Further information from SYNEXTRA are available from: privacy@synextra.com.
7.Storage of personal data
Personal Data processed for Provision are to be stored by SYNEXTRA for the time strictly necessary for the pursuit of this objective. Anyway, SYNEXTRA can store them for longer time where they are requirement for the Provision and this could be necessary to protect the interests of SYNEXTRA from responsibility for the Provision.
Personal Data processed for the purposes of Marketing and Profiling will be stored by SYNEXTRA until the withdrawal of consent, which is to be periodically renewed. Once consent is recalled, SYNEXTRA can no longer use the Data for these purposes; it may anyway store them longer, if necessary to protect the interests of SYNEXTRA for responsibilities from these processes.
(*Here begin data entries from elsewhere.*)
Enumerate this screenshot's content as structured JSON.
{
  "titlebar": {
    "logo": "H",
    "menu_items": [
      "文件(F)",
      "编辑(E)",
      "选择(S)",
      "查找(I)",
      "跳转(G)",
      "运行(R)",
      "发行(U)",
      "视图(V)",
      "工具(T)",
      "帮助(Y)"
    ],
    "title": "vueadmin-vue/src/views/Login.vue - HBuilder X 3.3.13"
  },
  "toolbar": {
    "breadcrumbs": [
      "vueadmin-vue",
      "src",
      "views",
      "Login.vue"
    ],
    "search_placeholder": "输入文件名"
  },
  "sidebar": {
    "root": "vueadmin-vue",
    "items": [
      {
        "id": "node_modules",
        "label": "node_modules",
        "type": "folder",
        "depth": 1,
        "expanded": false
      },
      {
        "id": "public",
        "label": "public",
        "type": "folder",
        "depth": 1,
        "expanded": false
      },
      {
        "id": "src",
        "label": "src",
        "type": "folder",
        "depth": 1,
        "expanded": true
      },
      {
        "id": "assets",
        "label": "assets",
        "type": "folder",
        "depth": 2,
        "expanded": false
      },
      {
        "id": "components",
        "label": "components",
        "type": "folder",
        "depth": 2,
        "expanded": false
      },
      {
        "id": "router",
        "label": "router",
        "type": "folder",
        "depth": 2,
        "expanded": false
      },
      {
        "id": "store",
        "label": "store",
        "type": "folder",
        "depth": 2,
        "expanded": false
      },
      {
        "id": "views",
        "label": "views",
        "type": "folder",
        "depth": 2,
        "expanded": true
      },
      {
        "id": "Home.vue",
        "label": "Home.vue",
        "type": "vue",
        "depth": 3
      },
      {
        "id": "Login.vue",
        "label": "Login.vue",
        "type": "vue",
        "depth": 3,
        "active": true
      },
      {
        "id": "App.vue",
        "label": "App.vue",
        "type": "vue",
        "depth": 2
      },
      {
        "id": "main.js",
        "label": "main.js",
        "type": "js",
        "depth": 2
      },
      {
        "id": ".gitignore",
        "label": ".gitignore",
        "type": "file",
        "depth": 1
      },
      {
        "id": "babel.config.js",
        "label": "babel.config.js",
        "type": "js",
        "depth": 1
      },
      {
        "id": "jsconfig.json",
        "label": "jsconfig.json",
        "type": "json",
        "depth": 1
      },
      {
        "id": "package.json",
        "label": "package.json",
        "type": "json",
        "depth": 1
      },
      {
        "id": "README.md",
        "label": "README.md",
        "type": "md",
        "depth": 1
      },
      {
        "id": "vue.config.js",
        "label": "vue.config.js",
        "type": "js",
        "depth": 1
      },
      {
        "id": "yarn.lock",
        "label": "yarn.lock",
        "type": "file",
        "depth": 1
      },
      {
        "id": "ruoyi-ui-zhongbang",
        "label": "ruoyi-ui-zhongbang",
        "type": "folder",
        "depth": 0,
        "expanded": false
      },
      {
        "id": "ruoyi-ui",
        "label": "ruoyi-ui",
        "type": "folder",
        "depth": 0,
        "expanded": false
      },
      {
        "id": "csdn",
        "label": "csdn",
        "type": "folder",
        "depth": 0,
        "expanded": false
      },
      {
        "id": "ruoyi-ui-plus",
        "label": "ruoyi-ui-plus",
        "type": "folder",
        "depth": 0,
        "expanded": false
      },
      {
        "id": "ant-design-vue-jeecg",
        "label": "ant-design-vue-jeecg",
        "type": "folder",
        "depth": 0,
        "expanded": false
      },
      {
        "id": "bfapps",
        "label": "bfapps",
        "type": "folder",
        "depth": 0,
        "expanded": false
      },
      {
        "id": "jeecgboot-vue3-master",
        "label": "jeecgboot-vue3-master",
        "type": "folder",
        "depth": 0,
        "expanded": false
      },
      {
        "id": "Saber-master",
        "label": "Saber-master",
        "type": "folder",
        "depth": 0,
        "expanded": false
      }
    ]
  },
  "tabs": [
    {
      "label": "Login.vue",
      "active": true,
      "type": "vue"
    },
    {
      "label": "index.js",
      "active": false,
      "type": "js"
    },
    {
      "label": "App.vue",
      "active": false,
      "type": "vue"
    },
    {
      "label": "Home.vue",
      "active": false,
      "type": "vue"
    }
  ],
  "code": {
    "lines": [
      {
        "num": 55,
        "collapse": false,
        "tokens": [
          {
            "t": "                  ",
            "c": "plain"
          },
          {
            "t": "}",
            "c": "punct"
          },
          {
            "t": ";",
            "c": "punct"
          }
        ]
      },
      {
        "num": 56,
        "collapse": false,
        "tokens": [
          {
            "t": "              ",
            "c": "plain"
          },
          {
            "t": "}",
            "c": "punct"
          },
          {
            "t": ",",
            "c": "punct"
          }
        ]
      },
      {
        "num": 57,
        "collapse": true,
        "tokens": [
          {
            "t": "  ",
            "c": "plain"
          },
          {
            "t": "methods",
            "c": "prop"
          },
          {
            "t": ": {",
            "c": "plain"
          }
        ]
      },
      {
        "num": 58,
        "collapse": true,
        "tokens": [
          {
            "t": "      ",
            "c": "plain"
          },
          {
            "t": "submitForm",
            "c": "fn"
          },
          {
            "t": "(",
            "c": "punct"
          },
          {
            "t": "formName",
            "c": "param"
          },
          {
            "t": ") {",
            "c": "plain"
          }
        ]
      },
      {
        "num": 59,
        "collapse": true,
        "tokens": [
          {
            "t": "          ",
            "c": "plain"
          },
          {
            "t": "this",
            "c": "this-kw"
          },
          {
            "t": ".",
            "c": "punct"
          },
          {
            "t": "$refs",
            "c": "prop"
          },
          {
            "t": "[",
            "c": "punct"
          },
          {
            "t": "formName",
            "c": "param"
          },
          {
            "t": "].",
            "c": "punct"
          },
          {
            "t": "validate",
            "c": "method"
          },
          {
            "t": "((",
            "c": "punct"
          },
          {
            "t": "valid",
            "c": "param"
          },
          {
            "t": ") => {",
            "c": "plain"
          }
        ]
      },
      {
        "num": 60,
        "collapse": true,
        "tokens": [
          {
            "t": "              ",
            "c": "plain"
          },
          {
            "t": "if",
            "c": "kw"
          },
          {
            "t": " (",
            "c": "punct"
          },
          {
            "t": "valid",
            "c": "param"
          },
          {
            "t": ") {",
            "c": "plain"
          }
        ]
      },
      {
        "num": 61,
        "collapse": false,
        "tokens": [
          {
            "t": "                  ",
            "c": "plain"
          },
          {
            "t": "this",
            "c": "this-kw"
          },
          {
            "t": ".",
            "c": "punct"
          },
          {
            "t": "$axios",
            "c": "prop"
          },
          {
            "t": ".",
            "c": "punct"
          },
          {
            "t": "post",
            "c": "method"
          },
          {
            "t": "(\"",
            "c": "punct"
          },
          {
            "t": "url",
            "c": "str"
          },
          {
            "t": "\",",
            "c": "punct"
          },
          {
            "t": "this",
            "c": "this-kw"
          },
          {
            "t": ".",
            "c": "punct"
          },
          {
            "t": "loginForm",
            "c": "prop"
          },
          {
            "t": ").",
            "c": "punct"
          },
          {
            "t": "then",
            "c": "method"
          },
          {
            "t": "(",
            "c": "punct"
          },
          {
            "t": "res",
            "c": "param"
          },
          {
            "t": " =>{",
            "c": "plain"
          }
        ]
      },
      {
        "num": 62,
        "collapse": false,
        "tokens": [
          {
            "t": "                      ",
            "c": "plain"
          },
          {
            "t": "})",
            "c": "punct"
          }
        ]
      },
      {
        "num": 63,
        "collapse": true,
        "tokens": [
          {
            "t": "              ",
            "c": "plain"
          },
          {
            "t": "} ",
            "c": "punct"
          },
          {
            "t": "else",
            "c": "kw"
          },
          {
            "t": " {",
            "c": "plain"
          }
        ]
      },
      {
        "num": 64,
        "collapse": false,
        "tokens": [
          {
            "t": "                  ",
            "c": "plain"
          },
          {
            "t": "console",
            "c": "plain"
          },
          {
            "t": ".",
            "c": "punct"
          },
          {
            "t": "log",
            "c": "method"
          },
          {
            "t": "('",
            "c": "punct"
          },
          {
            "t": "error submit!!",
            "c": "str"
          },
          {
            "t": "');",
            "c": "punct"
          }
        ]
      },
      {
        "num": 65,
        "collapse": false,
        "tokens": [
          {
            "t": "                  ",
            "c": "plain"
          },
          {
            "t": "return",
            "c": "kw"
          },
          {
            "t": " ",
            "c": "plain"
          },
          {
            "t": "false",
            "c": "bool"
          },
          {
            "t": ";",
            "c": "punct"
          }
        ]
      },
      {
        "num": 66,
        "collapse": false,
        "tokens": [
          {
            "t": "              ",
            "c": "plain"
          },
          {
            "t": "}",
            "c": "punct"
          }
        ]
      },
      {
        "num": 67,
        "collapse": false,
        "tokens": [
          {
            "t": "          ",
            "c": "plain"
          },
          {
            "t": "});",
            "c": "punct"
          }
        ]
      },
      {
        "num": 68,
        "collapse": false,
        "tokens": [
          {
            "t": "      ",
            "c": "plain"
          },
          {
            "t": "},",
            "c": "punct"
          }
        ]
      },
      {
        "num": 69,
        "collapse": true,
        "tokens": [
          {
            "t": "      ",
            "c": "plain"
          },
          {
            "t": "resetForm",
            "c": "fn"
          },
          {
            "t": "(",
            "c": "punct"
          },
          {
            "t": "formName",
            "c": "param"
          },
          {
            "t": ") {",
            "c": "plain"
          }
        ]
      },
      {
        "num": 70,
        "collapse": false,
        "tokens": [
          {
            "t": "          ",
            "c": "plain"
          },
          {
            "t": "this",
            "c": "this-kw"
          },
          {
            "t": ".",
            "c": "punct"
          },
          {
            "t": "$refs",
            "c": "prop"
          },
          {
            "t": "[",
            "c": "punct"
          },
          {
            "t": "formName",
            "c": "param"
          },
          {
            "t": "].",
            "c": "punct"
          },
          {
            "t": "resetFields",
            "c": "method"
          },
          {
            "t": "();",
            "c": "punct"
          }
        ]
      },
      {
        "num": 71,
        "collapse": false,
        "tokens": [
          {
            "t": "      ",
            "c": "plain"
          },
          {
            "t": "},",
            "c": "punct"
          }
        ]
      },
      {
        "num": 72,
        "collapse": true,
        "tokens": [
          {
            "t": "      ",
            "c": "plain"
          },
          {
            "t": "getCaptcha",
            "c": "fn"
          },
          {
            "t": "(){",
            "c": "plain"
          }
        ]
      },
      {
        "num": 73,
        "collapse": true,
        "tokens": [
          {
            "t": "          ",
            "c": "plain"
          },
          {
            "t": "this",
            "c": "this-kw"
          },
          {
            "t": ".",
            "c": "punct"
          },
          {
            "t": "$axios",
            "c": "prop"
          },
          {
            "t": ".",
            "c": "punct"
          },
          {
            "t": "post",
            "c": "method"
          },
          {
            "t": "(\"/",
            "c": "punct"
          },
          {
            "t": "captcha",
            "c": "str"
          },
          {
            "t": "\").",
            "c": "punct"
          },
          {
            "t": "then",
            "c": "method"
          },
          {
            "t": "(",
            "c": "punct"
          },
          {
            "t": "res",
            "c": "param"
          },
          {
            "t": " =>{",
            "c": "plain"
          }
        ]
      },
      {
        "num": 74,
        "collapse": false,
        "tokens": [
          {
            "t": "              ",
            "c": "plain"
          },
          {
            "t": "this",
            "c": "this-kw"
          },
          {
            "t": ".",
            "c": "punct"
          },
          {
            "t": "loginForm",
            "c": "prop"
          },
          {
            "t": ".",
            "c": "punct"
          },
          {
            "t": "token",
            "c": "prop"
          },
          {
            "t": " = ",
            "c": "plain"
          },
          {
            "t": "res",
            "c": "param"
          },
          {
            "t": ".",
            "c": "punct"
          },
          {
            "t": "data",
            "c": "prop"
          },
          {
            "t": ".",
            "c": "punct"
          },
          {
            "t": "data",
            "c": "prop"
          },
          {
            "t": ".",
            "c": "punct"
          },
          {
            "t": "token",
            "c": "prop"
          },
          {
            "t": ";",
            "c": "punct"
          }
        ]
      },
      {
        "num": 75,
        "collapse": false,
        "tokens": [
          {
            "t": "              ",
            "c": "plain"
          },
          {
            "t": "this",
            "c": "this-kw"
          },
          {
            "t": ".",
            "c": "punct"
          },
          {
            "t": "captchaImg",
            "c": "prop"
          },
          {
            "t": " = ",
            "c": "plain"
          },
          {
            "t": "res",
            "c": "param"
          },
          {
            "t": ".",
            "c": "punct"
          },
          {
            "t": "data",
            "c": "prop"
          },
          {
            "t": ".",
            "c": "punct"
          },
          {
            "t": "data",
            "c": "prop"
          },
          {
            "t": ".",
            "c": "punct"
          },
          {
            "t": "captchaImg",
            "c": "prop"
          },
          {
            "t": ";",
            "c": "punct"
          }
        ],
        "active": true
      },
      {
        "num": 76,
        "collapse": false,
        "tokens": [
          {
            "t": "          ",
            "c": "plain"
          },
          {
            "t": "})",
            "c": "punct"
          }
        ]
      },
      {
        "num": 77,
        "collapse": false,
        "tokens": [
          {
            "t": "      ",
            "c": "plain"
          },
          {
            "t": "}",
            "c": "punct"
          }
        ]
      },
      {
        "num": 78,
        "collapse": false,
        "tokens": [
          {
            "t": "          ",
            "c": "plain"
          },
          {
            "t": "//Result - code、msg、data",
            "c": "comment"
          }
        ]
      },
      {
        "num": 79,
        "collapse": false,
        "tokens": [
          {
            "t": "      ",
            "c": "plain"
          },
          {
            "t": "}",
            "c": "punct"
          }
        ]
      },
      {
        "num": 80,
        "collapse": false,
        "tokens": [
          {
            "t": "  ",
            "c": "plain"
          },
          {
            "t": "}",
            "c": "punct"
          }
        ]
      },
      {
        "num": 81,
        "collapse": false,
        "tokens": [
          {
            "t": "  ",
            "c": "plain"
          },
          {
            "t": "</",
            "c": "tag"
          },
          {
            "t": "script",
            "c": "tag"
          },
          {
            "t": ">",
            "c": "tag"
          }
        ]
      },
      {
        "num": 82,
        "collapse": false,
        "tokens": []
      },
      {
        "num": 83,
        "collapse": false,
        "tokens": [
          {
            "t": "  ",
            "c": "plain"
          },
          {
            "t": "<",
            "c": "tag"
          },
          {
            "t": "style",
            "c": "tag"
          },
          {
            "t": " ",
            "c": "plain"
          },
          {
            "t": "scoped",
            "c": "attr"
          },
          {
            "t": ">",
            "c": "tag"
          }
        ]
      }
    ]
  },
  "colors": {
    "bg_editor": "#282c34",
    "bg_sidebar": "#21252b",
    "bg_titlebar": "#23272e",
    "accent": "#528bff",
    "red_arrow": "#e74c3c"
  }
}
Personal Data processed for the purposes of Soft Spam will be stored by SYNEXTRA until the withdrawal of consent by means of the link at the bottom of each Soft Spam email.
Personal Data processed for the purposes of Compliance will be stored by SYNEXTRA for the time provided for by specific legal obligations or applicable legislation.
Personal Data processed for the purposes of Abuse/Fraud Prevention will be stored by SYNEXTRA for the time strictly necessary for that purpose, this means until SYNEXTRA must keep them for legal purposes and communicate them to the competent authorities
8. Rights of the data subject
In relation to the processing of personal data carried out by Synextra, anytime can be requested:
accessing, correcting or cancelling of Data pursuant to art. 17 of the GDPR, completing of incomplete Data, restriction of processing;
Receiving Data in a structured, commonly used and machine-readable format and, if technically possible, the transmission to other data subject without hindrance when conditions for exercising the right to portability referred to in art. 20 of the GDPR occur (processing based on consent according to art. 6.1 lett.a) or 9.2 lett.a) of the GDPR or the contract according to art. 6.1 lett.b) and performed by authomatic device);
Recalling of consent released for the previous art. 3 and opposing in whole or in part, to the treatment in the allowed cases;
Complaint lodging with the Guarantor, as well as exercising the other rights recognized by the applicable law (art. 16-21 GDPR).
PAny right can be exercised by writing to SYNEXTRA at: privacy@synextra.com.
It is always possible to lodge a complaint with the competent Supervisory Authority if Data processing is deemed non- compliant to the regulation in force.
9. Changes
This Policy is in force since 05/25/2018.
SYNEXTRA reserves itself the right to modify or simply update the content, in part or in full, also due to changes in the applicable legislation: SYNEXTRA will give notice of the changes as soon as they are implemented and they are binding as soon as published on the Site.
SYNEXTRA suggests to regularly visit this page to stay informed of the Policy updates, so to be aware of the Personal Data collected and their use by SYNEXTRA.